Roommate or housemate on Probation? You may be wondering: “OMG, can the police just come into the house at any time and search the whole place without notice or permission?” The answer to that question really depends on what type of probation the person is on, and what sort of terms are attached to it.
|Criminal or traffic court Probation is really a set of court orders that a person must comply with to prevent future trouble with the court. Probation can be a custom set of court orders, or a standardized set of orders, or “probation terms”, such as those that come with most first offense DUI cases. |
Most states, including California, have 2 main types of probation: 1) informal probation (or “court” probation); and 2) formal probation.
Information Probation usually does not include active supervision by the court or a probation department. Generally, informal probation is really just a list of things to do with deadlines, and things to stay away from. This kind of probation is commonly found in misdemeanor criminal cases (such as a first offense DUI in CA). It usually DOES NOT AUTHORIZE unannounced searches of a probationer’s home, unless there is a specific term allowing it.
Formal Probation is different than the typical misdemeanor probation. It is most often applied to felonies, and is usually actively managed by teh court or, as in CA, a county probation department. Common terms of Formal Probation will include regular drug testing, and in many cases, a “Search Term”.
The “Search Term” of a formal probation will commonly allow sudden, unannounced searches of a probationer’s home and person by police or other law enforcement. When there is such as search term, the term itself will list the limitations of it’s reach (called “scope”). In effect, the Search Term takes the Defendant’s 4th Amendment Right to be Free from Unreasonable Searches and Seizures away, and removes the need for permission to search.
So what if you live with a person who is on probation with a “Search Term”? Do you have to worry about the cops finding your bong in your own personal home made bong shelter in the middle of the night?
Some search terms only allow searches for specific things – like maybe animals in a case of animal hoarding, or maybe only drugs in a case with drug offenses.
A typical search term reads as follows:
The defendant hereby consents to a search of person, vehicle, residence, business, or any personal or real property under the defendant’s control for whatever item is prohibited, by a peace officer or probation officer, at any time, with or without a search warrant, warrant of arrest, or reasonable cause.

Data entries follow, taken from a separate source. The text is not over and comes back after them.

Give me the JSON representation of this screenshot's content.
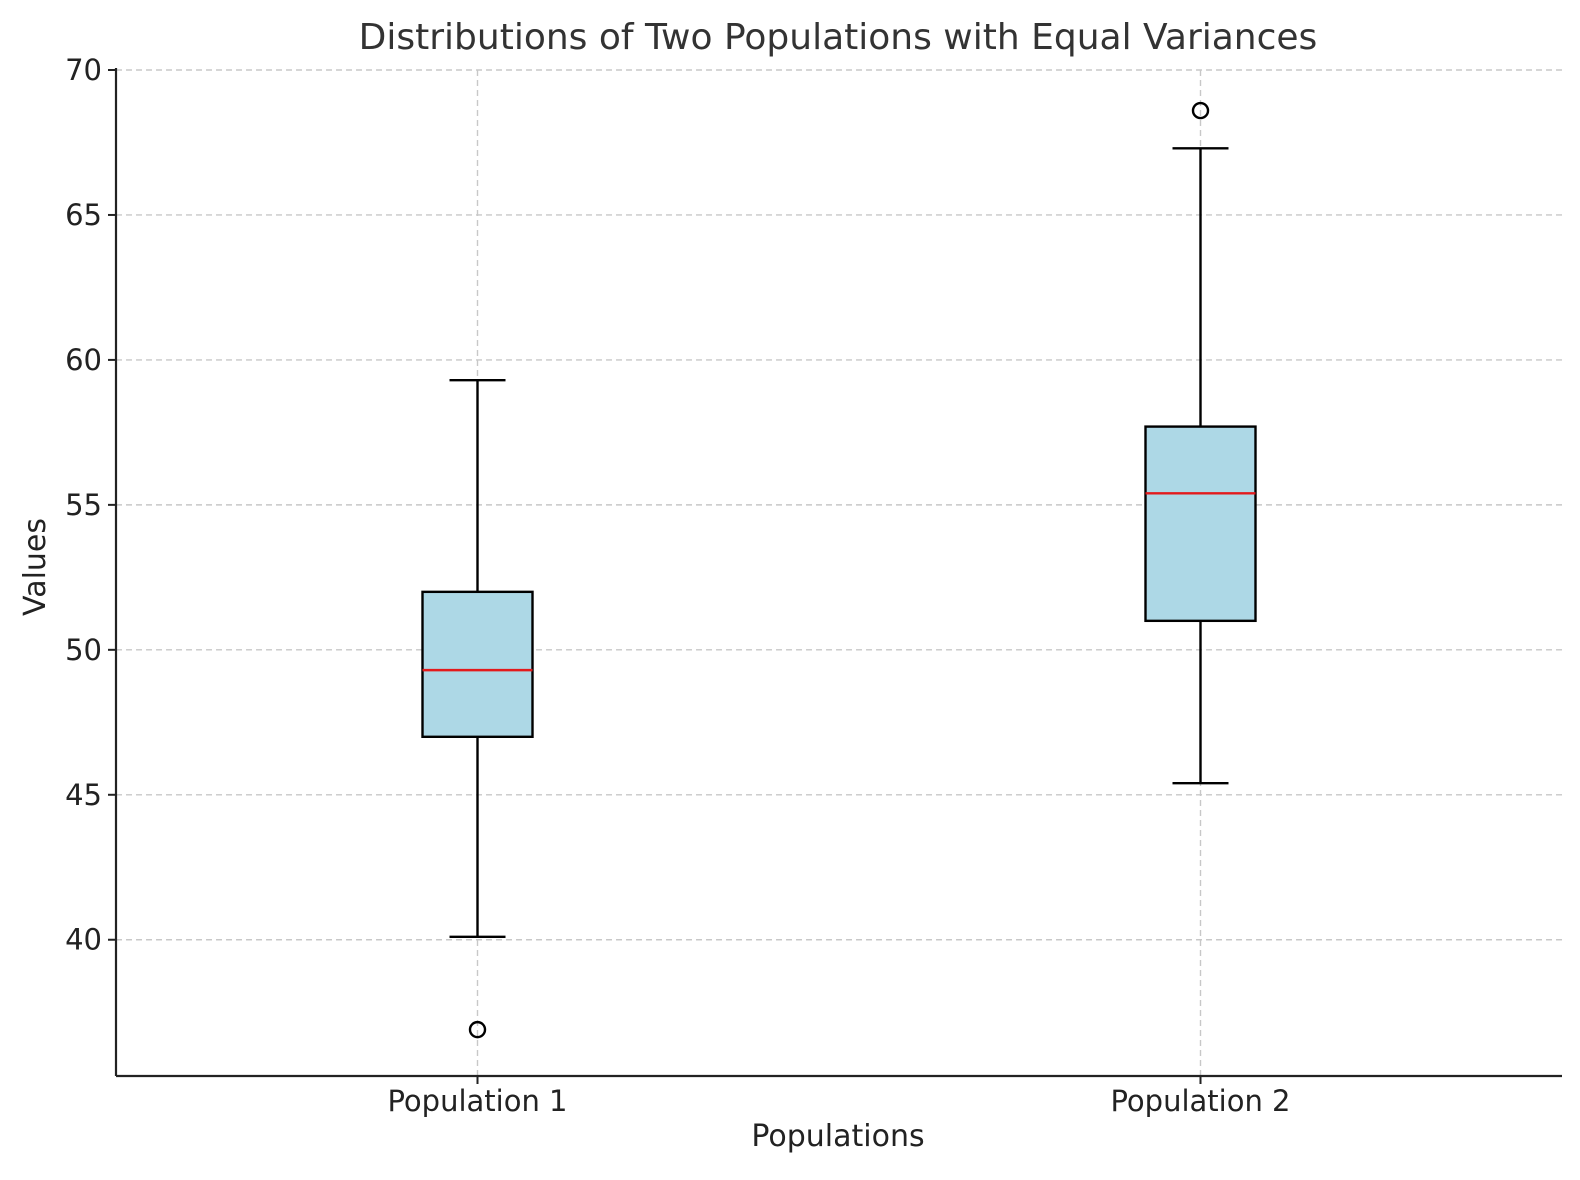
{
  "chart_data": {
    "type": "box",
    "title": "Distributions of Two Populations with Equal Variances",
    "xlabel": "Populations",
    "ylabel": "Values",
    "ylim": [
      35.3,
      70
    ],
    "yticks": [
      40,
      45,
      50,
      55,
      60,
      65,
      70
    ],
    "grid": true,
    "categories": [
      "Population 1",
      "Population 2"
    ],
    "boxes": [
      {
        "name": "Population 1",
        "whisker_low": 40.1,
        "q1": 47.0,
        "median": 49.3,
        "q3": 52.0,
        "whisker_high": 59.3,
        "outliers": [
          36.9
        ]
      },
      {
        "name": "Population 2",
        "whisker_low": 45.4,
        "q1": 51.0,
        "median": 55.4,
        "q3": 57.7,
        "whisker_high": 67.3,
        "outliers": [
          68.6
        ]
      }
    ],
    "colors": {
      "box_fill": "#add8e6",
      "median": "#e31a1c",
      "grid": "#c8c8c8"
    }
  }
}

This means the probationer, as well as their property, is subject to search. But it also limits the search’s scope to those areas where the probation may have access to.

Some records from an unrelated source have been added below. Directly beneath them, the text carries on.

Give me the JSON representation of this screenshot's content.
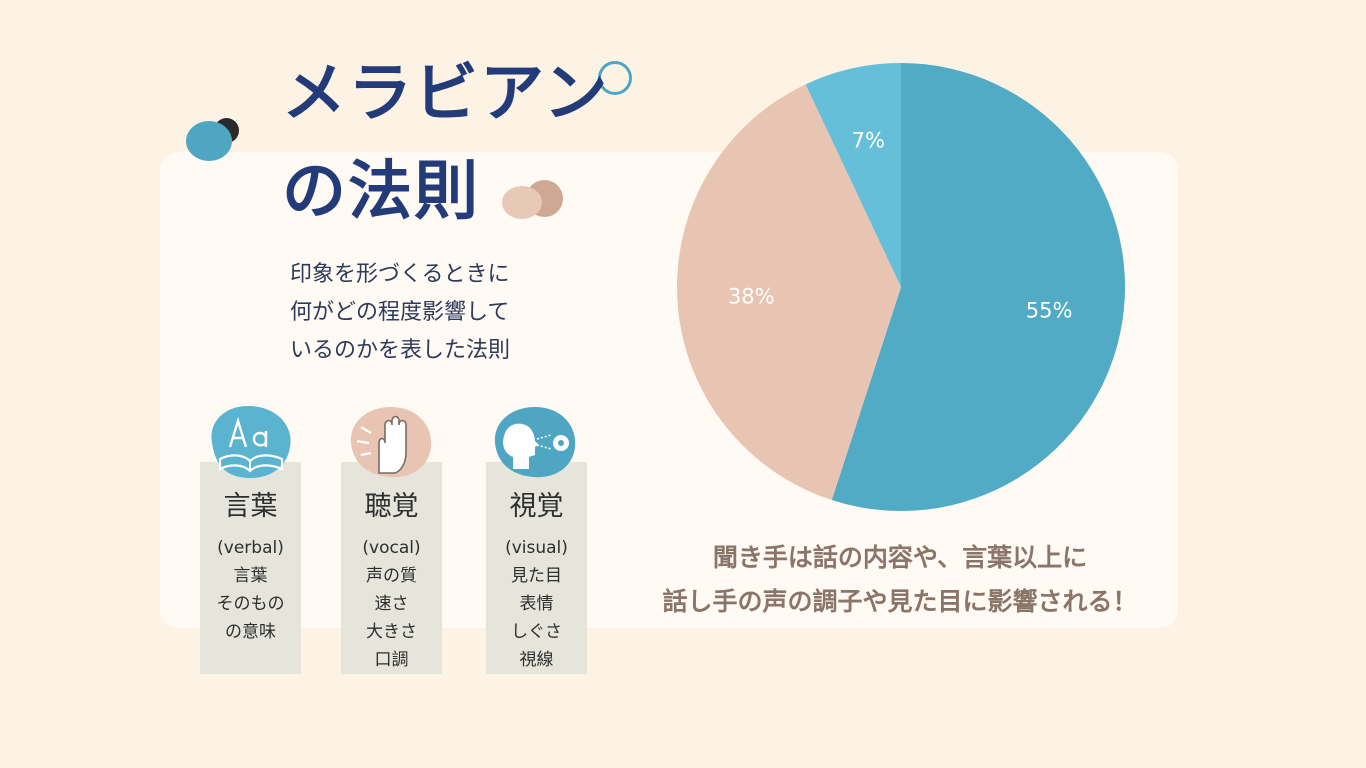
{
  "title": {
    "line1": "メラビアン",
    "line2": "の法則"
  },
  "subtitle": [
    "印象を形づくるときに",
    "何がどの程度影響して",
    "いるのかを表した法則"
  ],
  "cards": [
    {
      "icon": "book-letters-icon",
      "head": "言葉",
      "lines": [
        "(verbal)",
        "言葉",
        "そのもの",
        "の意味"
      ]
    },
    {
      "icon": "hand-ear-icon",
      "head": "聴覚",
      "lines": [
        "(vocal)",
        "声の質",
        "速さ",
        "大きさ",
        "口調"
      ]
    },
    {
      "icon": "face-eye-icon",
      "head": "視覚",
      "lines": [
        "(visual)",
        "見た目",
        "表情",
        "しぐさ",
        "視線"
      ]
    }
  ],
  "chart_data": {
    "type": "pie",
    "slices": [
      {
        "label": "55%",
        "value": 55,
        "color": "#52abc5"
      },
      {
        "label": "38%",
        "value": 38,
        "color": "#e8c5b2"
      },
      {
        "label": "7%",
        "value": 7,
        "color": "#65bfd8"
      }
    ]
  },
  "caption": [
    "聞き手は話の内容や、言葉以上に",
    "話し手の声の調子や見た目に影響される！"
  ],
  "colors": {
    "accent_blue": "#52abc5",
    "accent_peach": "#e8c5b2",
    "title_navy": "#243b7a",
    "background": "#fdf3e5"
  }
}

The search of the property can be done without the probationer being present, and entry into a house can be made without permission of housemates.
Failure to comply with the search term, like any other term or condition of probation, could result in a violation of probation. If the probationer is found in violation of probation, additional sanctions, including custody time is possible.
In general, according to the Ventura County Probation Department (which we use as a random, general, non specific example) the searches are done between the hours of 7:00 a.m. and 10:00 p.m. As the searches are done to determine compliance with the terms and conditions of probation, they are unannounced. The scope of the search is confined to “common areas” and those areas under the “custody and control” of the probationer. “Common areas” are those places to which anyone has access, like a living room or kitchen. (Source. This will vary from area to area).
The bottom line is that being on probation alone does not mean sudden unannounced searches are possible. Most common forms of misdemeanor probation are informal court probation that do not include “Search Terms” that would take away a Defendant’s 4th Amendment Right to Be Free From Unreasonable Searches and Seizures.
But more serious forms of probation and formal probation may include a “Search Term” that does take away a Defendant’s 4th Amendment Rights. If a person is on probation with a “search term”, the text of that term will spell out its scope and limitations.
What if a person is not sure whether or not their probation includes a “search term”? All defendants who are placed on probation are forced by the court to accept the terms of probation after confirming that they have head, been given, and understand the terms of probation. This means that all probationers should have court paperwork that lists all of the terms of probation. If a “search term” is not specifically listed, chances are that it is not included in the probation.
A probationer may also contact the court clerk (or probation department clerk) for the court where the case was heard to check on the terms of probation.
*This article does not address PAROLE, with is a completely different thing.